Lonnie · 12/01/2011 16:18

Actually I dont think it was over the top behaviour from the mother. It can be quite traumatic to bee excluded and if the girl had been upset she might well have lingered over it at the weekend (I currently have a 7 year old in floods of tears that her 2 friends dont believe in the Easter bunny - she has been going on and off for 1 hour now doesnt want comfort) then the quiet word with the teacher came in as the girl might have felt insecure about it. Teacher took it to a " we all have to be kind " talk something I think was the right way to handle the situation.

I am not 100% on if the mother should have spoken to your dd it to me would 100% depend on how. I have at times asked another child what happened to get their side of the story.. if that was what happened I dont think she was over the top at all. If she was teling your dd off then yes I think she was over the top with that part but telling the teacher etc no not at all over the top her daughter no matter how you look at it was bullied by your child and the other children in the game.

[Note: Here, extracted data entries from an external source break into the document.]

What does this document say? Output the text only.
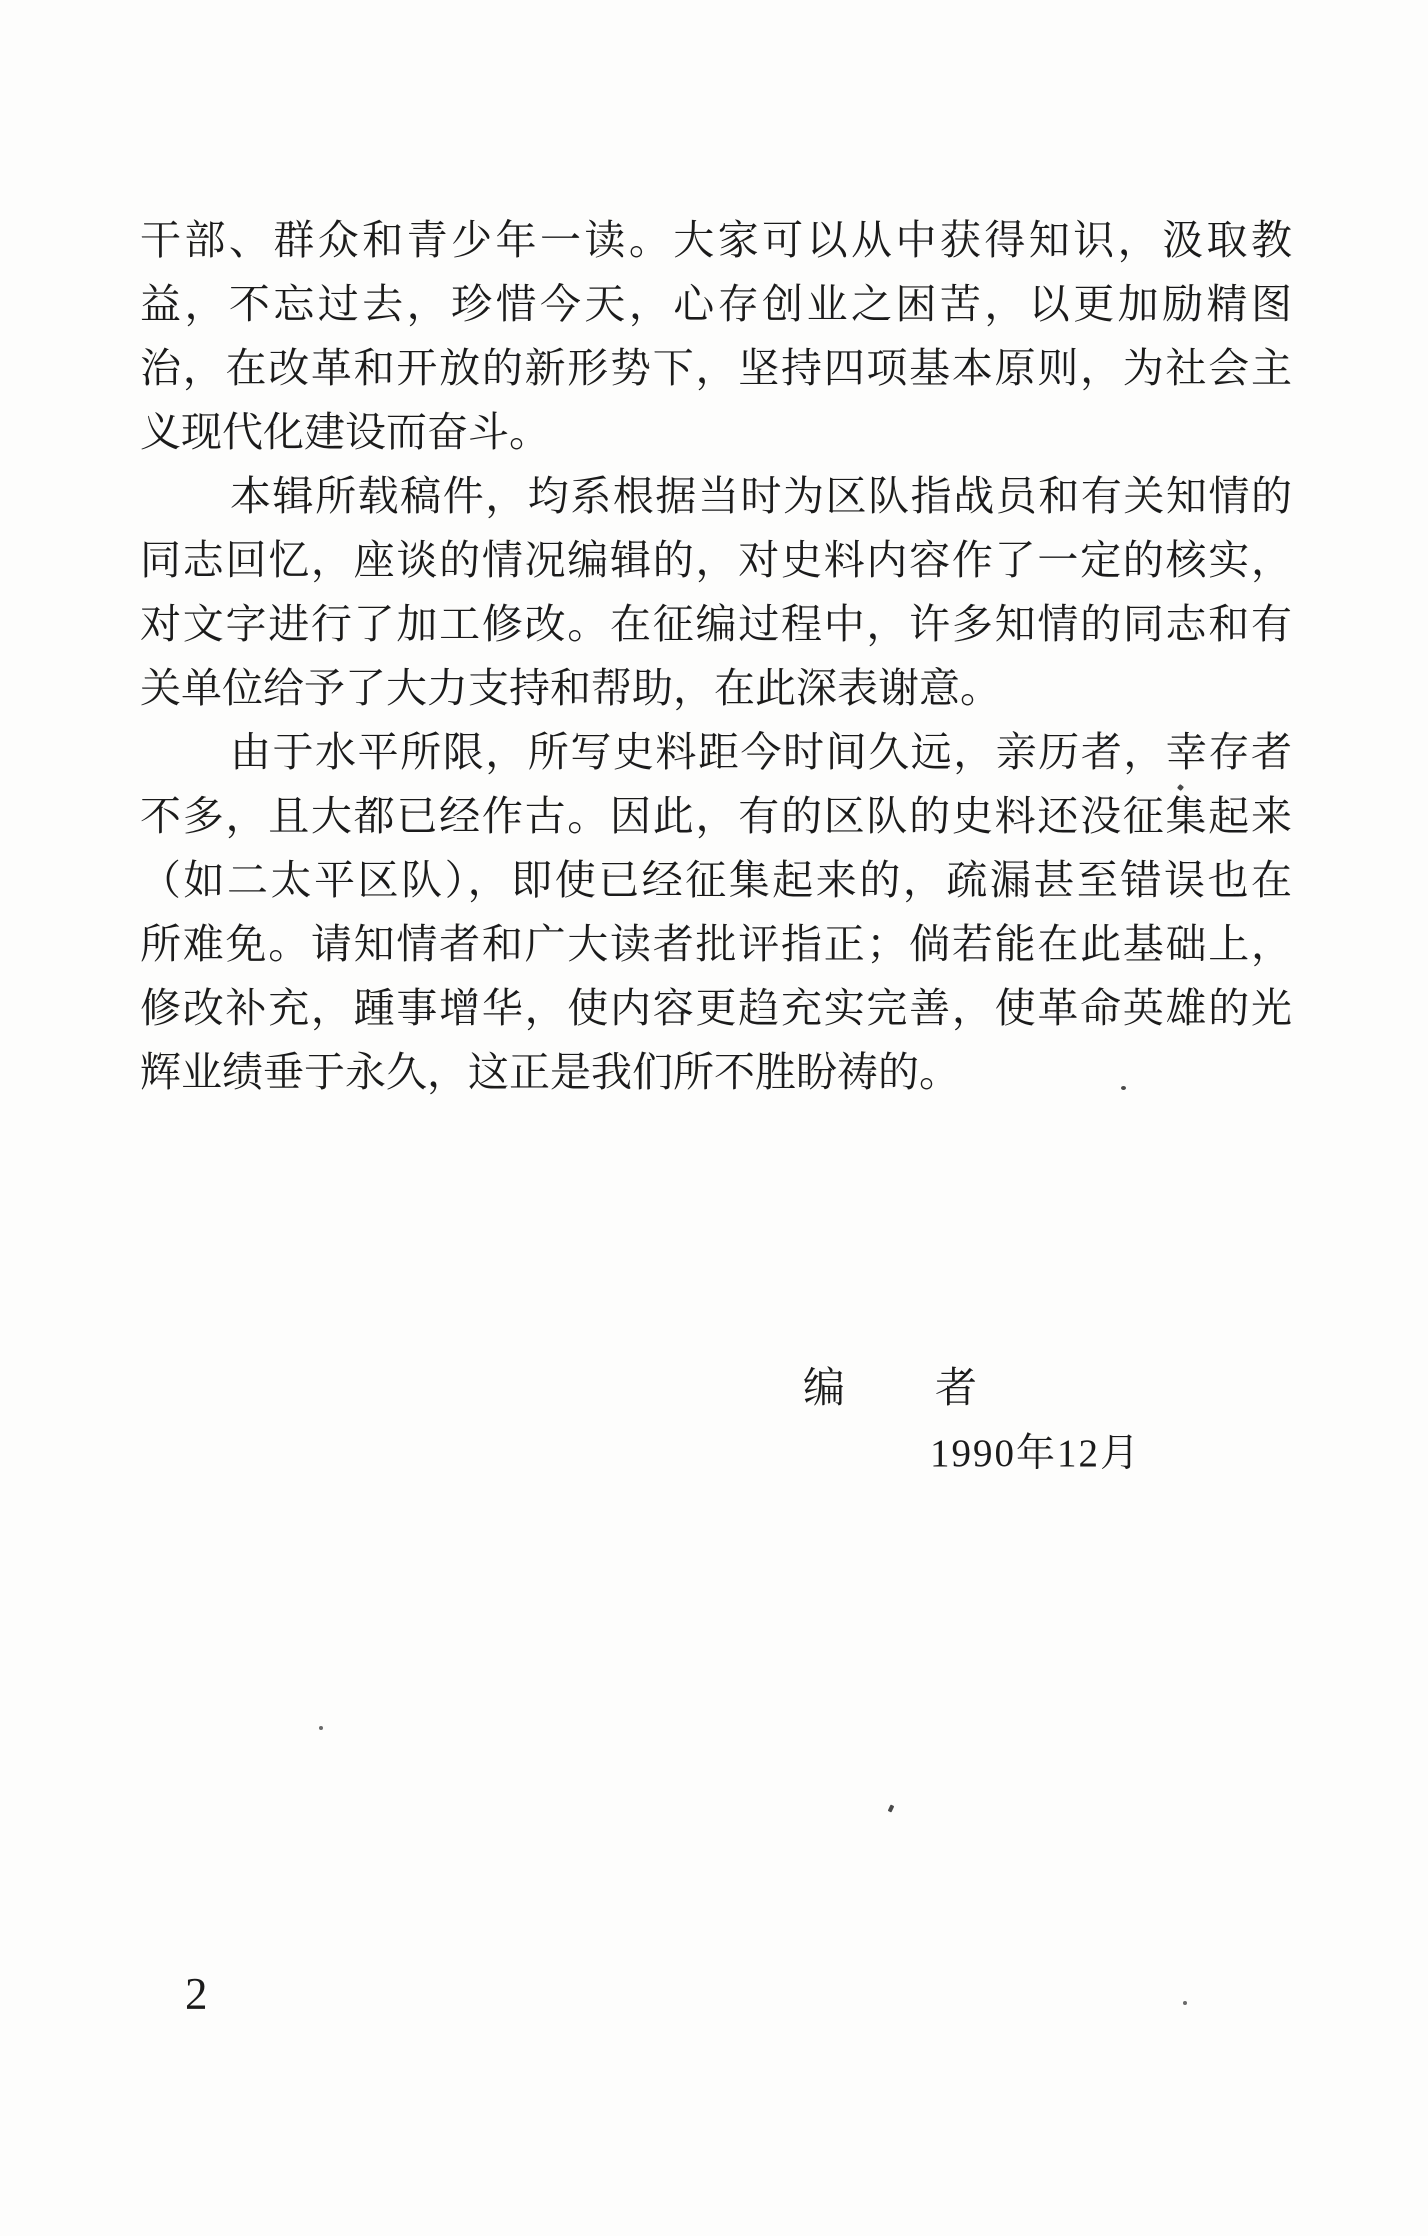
干部、群众和青少年一读。大家可以从中获得知识，汲取教
益，不忘过去，珍惜今天，心存创业之困苦，以更加励精图
治，在改革和开放的新形势下，坚持四项基本原则，为社会主
义现代化建设而奋斗。
本辑所载稿件，均系根据当时为区队指战员和有关知情的
同志回忆，座谈的情况编辑的，对史料内容作了一定的核实，
对文字进行了加工修改。在征编过程中，许多知情的同志和有
关单位给予了大力支持和帮助，在此深表谢意。
由于水平所限，所写史料距今时间久远，亲历者，幸存者
不多，且大都已经作古。因此，有的区队的史料还没征集起来
（如二太平区队），即使已经征集起来的，疏漏甚至错误也在
所难免。请知情者和广大读者批评指正；倘若能在此基础上，
修改补充，踵事增华，使内容更趋充实完善，使革命英雄的光
辉业绩垂于永久，这正是我们所不胜盼祷的。
编 者
1990年12月
2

I am not sayign yoru dd is a horror or anything like that kids at times do unkind things and we need to teach them how to deal with that and why it is not ok to do teacher imo dealt with it utterly appropriate, had she gone for your dd and singled her out I would be saying OHHH wait but I cant for a moment see what went wrong apart from if the mother was telling your dd off.

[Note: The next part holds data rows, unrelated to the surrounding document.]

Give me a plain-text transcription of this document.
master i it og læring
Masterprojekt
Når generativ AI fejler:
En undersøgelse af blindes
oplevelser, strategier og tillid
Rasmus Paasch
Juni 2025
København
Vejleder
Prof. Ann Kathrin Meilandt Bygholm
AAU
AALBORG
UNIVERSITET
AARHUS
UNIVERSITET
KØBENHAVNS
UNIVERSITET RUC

tomhardyismydh · 12/01/2011 16:24

I do not agree lonnie this is bullying. It was at its worst a little bit unkind.

Feelingsensitive · 12/01/2011 17:11

I wouldn't consider this bullying - it's a relatively minor incident amongst six year old children who are yet to learn how to express what they want in a knider way.

This type of thing goes on all the time. I think its inevitable when you jumble a load of people together with all the emotions that come with parenting added into the mix. I try and stay out of the small stuff as I figure my efforts will be required for more important stuff at some point. Its not nice being left out but it is something that happens and we need to deal with. If these things happen to DD (and they do) I try to use the opportunity to teach her how to deal with it rather than telling someone elses child how to behave.

Lonnie · 12/01/2011 18:16

Tomhardy at worst a bit unkind? have you read what the OP said her dd did? she wouldnt allow the child to be a part of the game and when teh girl insisted she "got stubborn" and refused her to be involved. that is bullying yes.

Doesnt mean op's daughter is a lost course doesnt mean OP's daughter will for ever me be lost she is a child children do those sort of things. It means that she like OP did has to be spoken to and have explained that sort of behaviour is wrong. but when you make someone feel excluded you are bullying

Lonnie · 12/01/2011 18:21

Ultimatly if someone is being bullied or not can only be decided by the recipient (in this case the other child) considering the fact that the mother felt the need to discuss it with the teacher I would say it is a fair guess to say that the child indeed took it that way.

OP please do not think I think you did badly by your dd I think you handled it well with speaking to her etc I am not getting down on that.